What is a General Partnership Firm?
In a general partnership firm, two or more persons run the business together and share its profits, assets and all the monetary and legal liabilities. It is a widely recognized type of partnership. It comes with unlimited personal liability in case of business debts, for all the partners. Therefore, any partner can be sued and held personally liable for the firm’s debts. All the partners actively participate in managing and controlling the affairs of the business. Each partner holds equal rights and responsibilities. They are also liable for each other’s actions.
For example, if one of the partners enters into an agreement without the knowledge or consent of the other partners, they will still be committed to the terms of the agreement.
Unlimited liability is one of the downsides of a general partnership firm. It results in the liquidation of personal assets. In case of bankruptcy, death or retirement of any of the partners, the remaining partners will have to settle on a new agreement, as the existing partnership will disintegrate on the happening of above-mentioned events because the firm is not a separate legal entity.
It is not considered as a separate tax entity too, and therefore no taxes are levied on its profits.
How to Open a General Partnership Firm?
It is at the partner’s discretion whether or not to register the firm but it’s advisable to get it registered in accordance with the Indian Partnership Act, 1932, to obtain legal benefits. The partnership deed can be oral or written, but the latter is likely to save the firm from various future issues.
The requirements to constitute a partnership firm is-
i. There must be a minimum of two partners
ii. They must enter into an agreement to form partnership either orally or in writing
iii. The object of the agreement must be to the share profits generated from the business
iv. All the partners or any one of the acting on everybody’s behalf must actively contribute to the business
How to register a partnership firm
1. An application should be made in the form of a statement accompanied by the prescribed fee and must contain-
- The firm name
- The place or principal place of business of the firm
- The names of any other places where the firm carries on business
- The date when each partner joined the firm
- Names in full and permanent addresses of the partners
- The duration of the firm
2. The statement must be signed by all the partners or by agents authorized on their behalf and sent to the registrar of the area where the firm is situated.
3. It must be also accompanied with required documents like ID and address proof of the partners as well as proof of registered address of the firm.

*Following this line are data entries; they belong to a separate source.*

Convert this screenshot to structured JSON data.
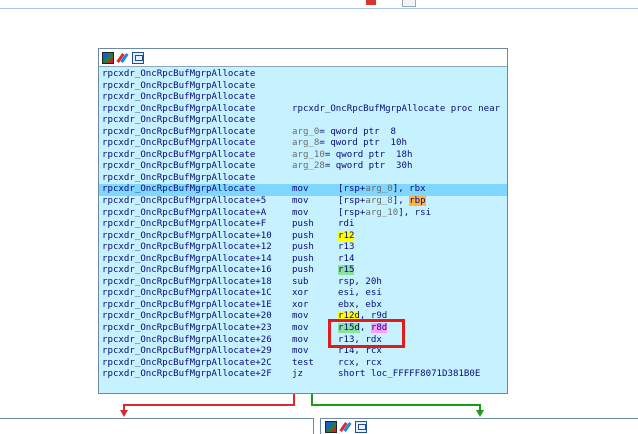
{
  "node": {
    "icons": [
      "color-icon",
      "edit-icon",
      "graph-icon"
    ],
    "lines": [
      {
        "addr": "rpcxdr_OncRpcBufMgrpAllocate",
        "mn": "",
        "ops": []
      },
      {
        "addr": "rpcxdr_OncRpcBufMgrpAllocate",
        "mn": "",
        "ops": []
      },
      {
        "addr": "rpcxdr_OncRpcBufMgrpAllocate",
        "mn": "",
        "ops": []
      },
      {
        "addr": "rpcxdr_OncRpcBufMgrpAllocate",
        "mn": "",
        "ops": [
          {
            "t": "rpcxdr_OncRpcBufMgrpAllocate proc near",
            "c": ""
          }
        ]
      },
      {
        "addr": "rpcxdr_OncRpcBufMgrpAllocate",
        "mn": "",
        "ops": []
      },
      {
        "addr": "rpcxdr_OncRpcBufMgrpAllocate",
        "mn": "",
        "ops": [
          {
            "t": "arg_0",
            "c": "ph"
          },
          {
            "t": "= qword ptr  8",
            "c": ""
          }
        ]
      },
      {
        "addr": "rpcxdr_OncRpcBufMgrpAllocate",
        "mn": "",
        "ops": [
          {
            "t": "arg_8",
            "c": "ph"
          },
          {
            "t": "= qword ptr  10h",
            "c": ""
          }
        ]
      },
      {
        "addr": "rpcxdr_OncRpcBufMgrpAllocate",
        "mn": "",
        "ops": [
          {
            "t": "arg_10",
            "c": "ph"
          },
          {
            "t": "= qword ptr  18h",
            "c": ""
          }
        ]
      },
      {
        "addr": "rpcxdr_OncRpcBufMgrpAllocate",
        "mn": "",
        "ops": [
          {
            "t": "arg_28",
            "c": "ph"
          },
          {
            "t": "= qword ptr  30h",
            "c": ""
          }
        ]
      },
      {
        "addr": "rpcxdr_OncRpcBufMgrpAllocate",
        "mn": "",
        "ops": []
      },
      {
        "addr": "rpcxdr_OncRpcBufMgrpAllocate",
        "mn": "mov",
        "ops": [
          {
            "t": "[rsp+",
            "c": ""
          },
          {
            "t": "arg_0",
            "c": "ph"
          },
          {
            "t": "], rbx",
            "c": ""
          }
        ],
        "selected": true
      },
      {
        "addr": "rpcxdr_OncRpcBufMgrpAllocate+5",
        "mn": "mov",
        "ops": [
          {
            "t": "[rsp+",
            "c": ""
          },
          {
            "t": "arg_8",
            "c": "ph"
          },
          {
            "t": "], ",
            "c": ""
          },
          {
            "t": "rbp",
            "c": "hl-o"
          }
        ]
      },
      {
        "addr": "rpcxdr_OncRpcBufMgrpAllocate+A",
        "mn": "mov",
        "ops": [
          {
            "t": "[rsp+",
            "c": ""
          },
          {
            "t": "arg_10",
            "c": "ph"
          },
          {
            "t": "], rsi",
            "c": ""
          }
        ]
      },
      {
        "addr": "rpcxdr_OncRpcBufMgrpAllocate+F",
        "mn": "push",
        "ops": [
          {
            "t": "rdi",
            "c": ""
          }
        ]
      },
      {
        "addr": "rpcxdr_OncRpcBufMgrpAllocate+10",
        "mn": "push",
        "ops": [
          {
            "t": "r12",
            "c": "hl-y"
          }
        ]
      },
      {
        "addr": "rpcxdr_OncRpcBufMgrpAllocate+12",
        "mn": "push",
        "ops": [
          {
            "t": "r13",
            "c": ""
          }
        ]
      },
      {
        "addr": "rpcxdr_OncRpcBufMgrpAllocate+14",
        "mn": "push",
        "ops": [
          {
            "t": "r14",
            "c": ""
          }
        ]
      },
      {
        "addr": "rpcxdr_OncRpcBufMgrpAllocate+16",
        "mn": "push",
        "ops": [
          {
            "t": "r15",
            "c": "hl-g"
          }
        ]
      },
      {
        "addr": "rpcxdr_OncRpcBufMgrpAllocate+18",
        "mn": "sub",
        "ops": [
          {
            "t": "rsp, 20h",
            "c": ""
          }
        ]
      },
      {
        "addr": "rpcxdr_OncRpcBufMgrpAllocate+1C",
        "mn": "xor",
        "ops": [
          {
            "t": "esi, esi",
            "c": ""
          }
        ]
      },
      {
        "addr": "rpcxdr_OncRpcBufMgrpAllocate+1E",
        "mn": "xor",
        "ops": [
          {
            "t": "ebx, ebx",
            "c": ""
          }
        ]
      },
      {
        "addr": "rpcxdr_OncRpcBufMgrpAllocate+20",
        "mn": "mov",
        "ops": [
          {
            "t": "r12d",
            "c": "hl-y"
          },
          {
            "t": ", r9d",
            "c": ""
          }
        ]
      },
      {
        "addr": "rpcxdr_OncRpcBufMgrpAllocate+23",
        "mn": "mov",
        "ops": [
          {
            "t": "r15d",
            "c": "hl-g"
          },
          {
            "t": ", ",
            "c": ""
          },
          {
            "t": "r8d",
            "c": "hl-p"
          }
        ]
      },
      {
        "addr": "rpcxdr_OncRpcBufMgrpAllocate+26",
        "mn": "mov",
        "ops": [
          {
            "t": "r13, rdx",
            "c": ""
          }
        ]
      },
      {
        "addr": "rpcxdr_OncRpcBufMgrpAllocate+29",
        "mn": "mov",
        "ops": [
          {
            "t": "r14, rcx",
            "c": ""
          }
        ]
      },
      {
        "addr": "rpcxdr_OncRpcBufMgrpAllocate+2C",
        "mn": "test",
        "ops": [
          {
            "t": "rcx, rcx",
            "c": ""
          }
        ]
      },
      {
        "addr": "rpcxdr_OncRpcBufMgrpAllocate+2F",
        "mn": "jz",
        "ops": [
          {
            "t": "short loc_FFFFF8071D381B0E",
            "c": ""
          }
        ]
      }
    ]
  },
  "colors": {
    "node_bg": "#c6f2ff",
    "selected_line": "#7fd6ff",
    "text": "#0a0a7a",
    "placeholder": "#6b6b6b",
    "highlight_yellow": "#ffff00",
    "highlight_green": "#8ce0a0",
    "highlight_pink": "#ff9cff",
    "highlight_orange": "#ffb347",
    "annotation_box": "#e01b1b",
    "edge_false": "#d62e2e",
    "edge_true": "#1a9a1a"
  },
  "next_node": {
    "icons": [
      "color-icon",
      "edit-icon",
      "graph-icon"
    ]
  }
}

4. When the registrar, is satisfied that all the prerequisites have duly complied with he will make an entry of the statement and the firm will be considered as registered.
Forming a general partnership firm is easier cost-effective than setting up a corporation and requires lesser paperwork and the dissolution is simple too. Once the registration is complete, the firm will be entitled to all the legal benefits of that of a registered partnership firm.